Les grands prix sont pourtant censés avoir un palmarès qui rend compte du meilleur de la littérature d’une époque.


Il ne faut jamais oublier ce qu’a dit Alexandre Vialatte, à savoir que la littérature et la vie littéraire sont deux choses totalement différentes, qui n’entretiennent pratiquement aucun rapport. Il y a d’un côté la littérature, qui contient tous les genres, de tous les pays, de toutes les époques, les auteurs connus et les inconnus. C’est une nébuleuse merveilleuse, inépuisable. De l’autre côté, il y a la vie littéraire avec ses récompenses qui permettent à des écrivains de briller et aux éditeurs de rentrer de l’argent. C’est une affaire d’égo et d’argent. Il ne faut se faire aucune illusion là-dessus. Une fois qu’on n’a plus d’illusion, on peut regarder cela très sereinement et se demander à soi-même si on a envie de jouer dans cette pièce.

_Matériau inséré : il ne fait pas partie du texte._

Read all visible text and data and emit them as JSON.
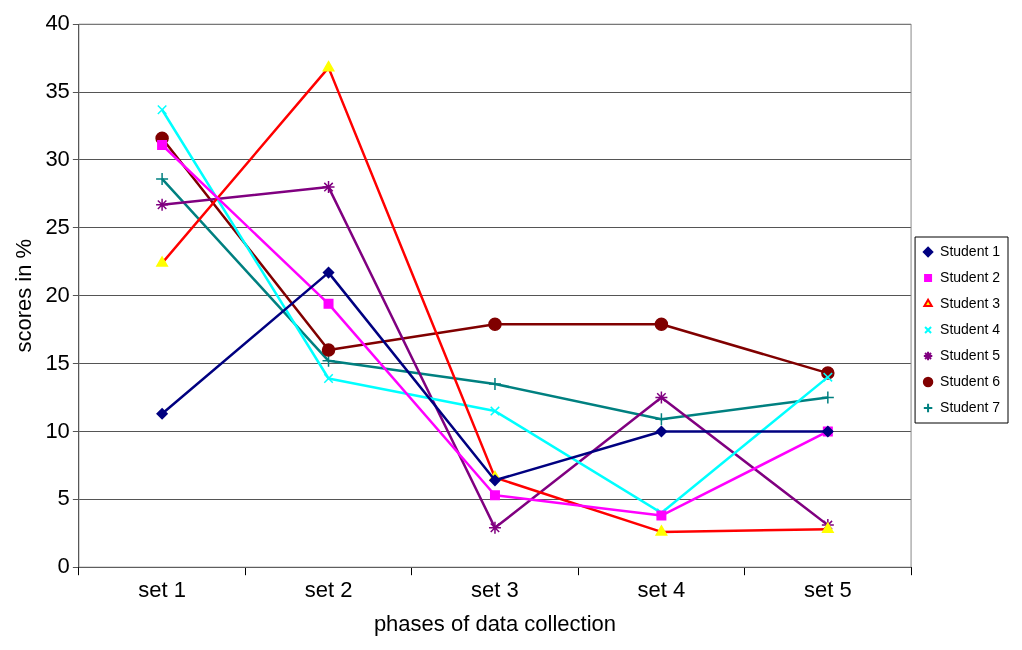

Vous êtes écrivain, mais aussi éditeur. La situation très difficile que traverse le monde littéraire ne rend-elle pas les écrivains et les éditeurs très dépendants par rapport au phénomène des prix littéraires ?


Le monde littéraire va mal, invraisemblablement mal. On n’a jamais connu ça. Toutes les maisons d’édition – même les plus grandes – sont en danger aujourd’hui. Le groupe Gallimard a plus de 250 millions d’euros de dettes… Et que fait-on ? On surproduit ! Et l’on vit avec la pression des chiffres de vente, des critiques, d’internet, des prix. Mais on est bien obligé de vivre dans le monde tel qu’il est, n’est-ce pas ?

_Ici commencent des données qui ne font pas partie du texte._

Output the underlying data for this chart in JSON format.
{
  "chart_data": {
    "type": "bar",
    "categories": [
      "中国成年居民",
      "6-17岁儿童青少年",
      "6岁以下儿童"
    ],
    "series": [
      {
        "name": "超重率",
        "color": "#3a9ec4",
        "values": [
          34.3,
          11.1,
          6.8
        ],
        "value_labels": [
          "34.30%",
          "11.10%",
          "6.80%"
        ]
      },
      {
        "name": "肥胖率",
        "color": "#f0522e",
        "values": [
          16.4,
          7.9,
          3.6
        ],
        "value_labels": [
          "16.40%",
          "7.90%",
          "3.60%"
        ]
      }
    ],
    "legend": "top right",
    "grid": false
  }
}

On a l’impression aujourd’hui que le seul moment où le grand public s’intéresse encore à la littérature est le moment de la remise des prix d’automne au point que certains achètent le Goncourt uniquement parce que c’est le Goncourt. Le livre en vient ainsi à disparaître derrière le prix. Comment est-on arrivé à cette situation paradoxale ?


L’attention qu’on donne aux prix détourne hélas l’attention des livres qui n’en ont pas reçu. Il serait intéressant de faire un retour en marche arrière dans l’histoire de la littérature. Avec le recul, on voit cela très clairement : tant de livres primés qui n’ont laissé aucune trace, tant de chefs-d’œuvre qui n’ont reçu aucun prix.

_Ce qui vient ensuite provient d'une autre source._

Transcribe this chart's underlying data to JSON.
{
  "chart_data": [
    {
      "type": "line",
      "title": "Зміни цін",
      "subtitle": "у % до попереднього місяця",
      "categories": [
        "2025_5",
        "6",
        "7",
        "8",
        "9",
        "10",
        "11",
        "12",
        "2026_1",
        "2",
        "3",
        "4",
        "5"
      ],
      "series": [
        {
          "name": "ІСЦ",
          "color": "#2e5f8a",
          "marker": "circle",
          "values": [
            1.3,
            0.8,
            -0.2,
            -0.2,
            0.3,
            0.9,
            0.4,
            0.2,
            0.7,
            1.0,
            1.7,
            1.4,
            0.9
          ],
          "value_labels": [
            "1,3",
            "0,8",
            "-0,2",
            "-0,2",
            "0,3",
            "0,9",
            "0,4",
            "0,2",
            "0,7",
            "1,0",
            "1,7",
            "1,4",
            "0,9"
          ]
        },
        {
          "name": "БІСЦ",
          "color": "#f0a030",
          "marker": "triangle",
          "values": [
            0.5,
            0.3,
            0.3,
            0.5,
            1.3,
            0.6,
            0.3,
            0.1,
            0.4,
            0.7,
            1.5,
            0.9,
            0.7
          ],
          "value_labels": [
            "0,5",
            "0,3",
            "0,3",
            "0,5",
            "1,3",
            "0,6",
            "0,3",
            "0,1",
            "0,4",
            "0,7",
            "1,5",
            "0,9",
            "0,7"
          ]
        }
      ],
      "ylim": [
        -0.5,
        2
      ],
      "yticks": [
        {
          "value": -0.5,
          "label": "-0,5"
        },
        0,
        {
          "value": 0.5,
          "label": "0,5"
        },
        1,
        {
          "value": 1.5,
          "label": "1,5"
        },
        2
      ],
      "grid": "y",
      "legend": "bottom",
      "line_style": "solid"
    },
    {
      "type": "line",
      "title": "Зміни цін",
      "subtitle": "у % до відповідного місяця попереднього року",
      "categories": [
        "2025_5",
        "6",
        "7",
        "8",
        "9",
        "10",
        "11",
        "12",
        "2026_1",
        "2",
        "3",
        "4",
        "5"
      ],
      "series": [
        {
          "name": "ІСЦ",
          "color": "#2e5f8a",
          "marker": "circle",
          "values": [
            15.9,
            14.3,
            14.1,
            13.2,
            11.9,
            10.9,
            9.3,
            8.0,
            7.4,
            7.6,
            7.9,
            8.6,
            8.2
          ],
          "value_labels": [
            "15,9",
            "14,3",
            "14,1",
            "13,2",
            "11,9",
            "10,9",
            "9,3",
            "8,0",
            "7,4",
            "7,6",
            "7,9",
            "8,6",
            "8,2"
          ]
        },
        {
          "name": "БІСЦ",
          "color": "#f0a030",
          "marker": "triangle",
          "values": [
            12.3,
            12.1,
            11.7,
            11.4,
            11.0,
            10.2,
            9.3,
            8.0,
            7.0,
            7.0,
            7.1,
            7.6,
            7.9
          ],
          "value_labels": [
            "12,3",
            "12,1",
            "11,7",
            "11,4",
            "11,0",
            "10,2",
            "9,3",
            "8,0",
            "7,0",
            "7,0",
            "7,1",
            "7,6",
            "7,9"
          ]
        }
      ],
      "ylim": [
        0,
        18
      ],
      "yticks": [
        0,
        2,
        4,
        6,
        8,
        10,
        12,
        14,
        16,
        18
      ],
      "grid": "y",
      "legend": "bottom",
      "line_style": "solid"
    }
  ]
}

Si on pratique cet exercice, on se rend aussi compte que les prix sont un phénomène assez récent. La vie littéraire s’est organisée pendant des siècles sans eux. Ils se développent à la fin du XIXe et au début du XXe siècles, puis connaissent une croissance exponentielle à partir des années 70 avec le développement des prix de lecteurs. Que disent les prix littéraires de l’évolution de notre société et du monde de l’édition ?


Les prix littéraires ne sont pas récents ! Dans l’Antiquité, il y avait des concours de poésie, de tragédie… Les prix sont l’expression de l’esprit de compétition qui fait partie de l’Homme. Les uns voudront courir plus vite ; les autres, sauter plus haut, et ceux qui écrivent ou publient, avoir plus de décorations que le voisin.


On fait trop de foin autour des prix. Aujourd’hui, cela devient un peu gênant. On vit dans un univers littéraire du one shot et les prix contribuent à cette évolution. Ce que l’on veut, c’est vendre un maximum d’exemplaires en un minimum de temps. Ça, c’est récent. Il fut un temps où un écrivain était celui qui construisait une œuvre comme on construit une grande maison avec des pièces, un jardin, une cave, des greniers… on pouvait s’y promener, y vivre et je trouvais cela beau et important. En tant que lecteur, on accompagnait un auteur. Aujourd’hui, on ne prend plus le temps de prendre en considération l’œuvre de quelqu’un. C’est hors des modes de pensée. Tout ce qui intéresse, c’est le livre du jour. Consommable, consommé, oublié… Le temps s’est raccourci et c’est néfaste.


Vous opposez la littérature à la vie littéraire. Est-il possible de résister aux contraintes qu’impose la vie littéraire ?


Essentiellement, pour avoir des prix, il faut les désirer et faire ce qu’il faut pour les obtenir. Les prix sont une affaire de stratégie. La vie littéraire est purement stratégique. Elle n’a aucun rapport avec la qualité intrinsèque des bouquins. Il y a longtemps qu’on le sait. Je pense que même le grand public le sait aujourd’hui, parce qu’on a énormément dénoncé les arrangements derrière les prix littéraires. Je ne dis pas que tous les prix sont le résultat d’une « magouille », non, mais les enjeux financiers pèsent lourdement. Et s’y mêlent des questions de prestige qui n’arrangent rien.


En tant que conseiller littéraire que dites-vous aux auteurs qui débutent par rapport à la vie littéraire ?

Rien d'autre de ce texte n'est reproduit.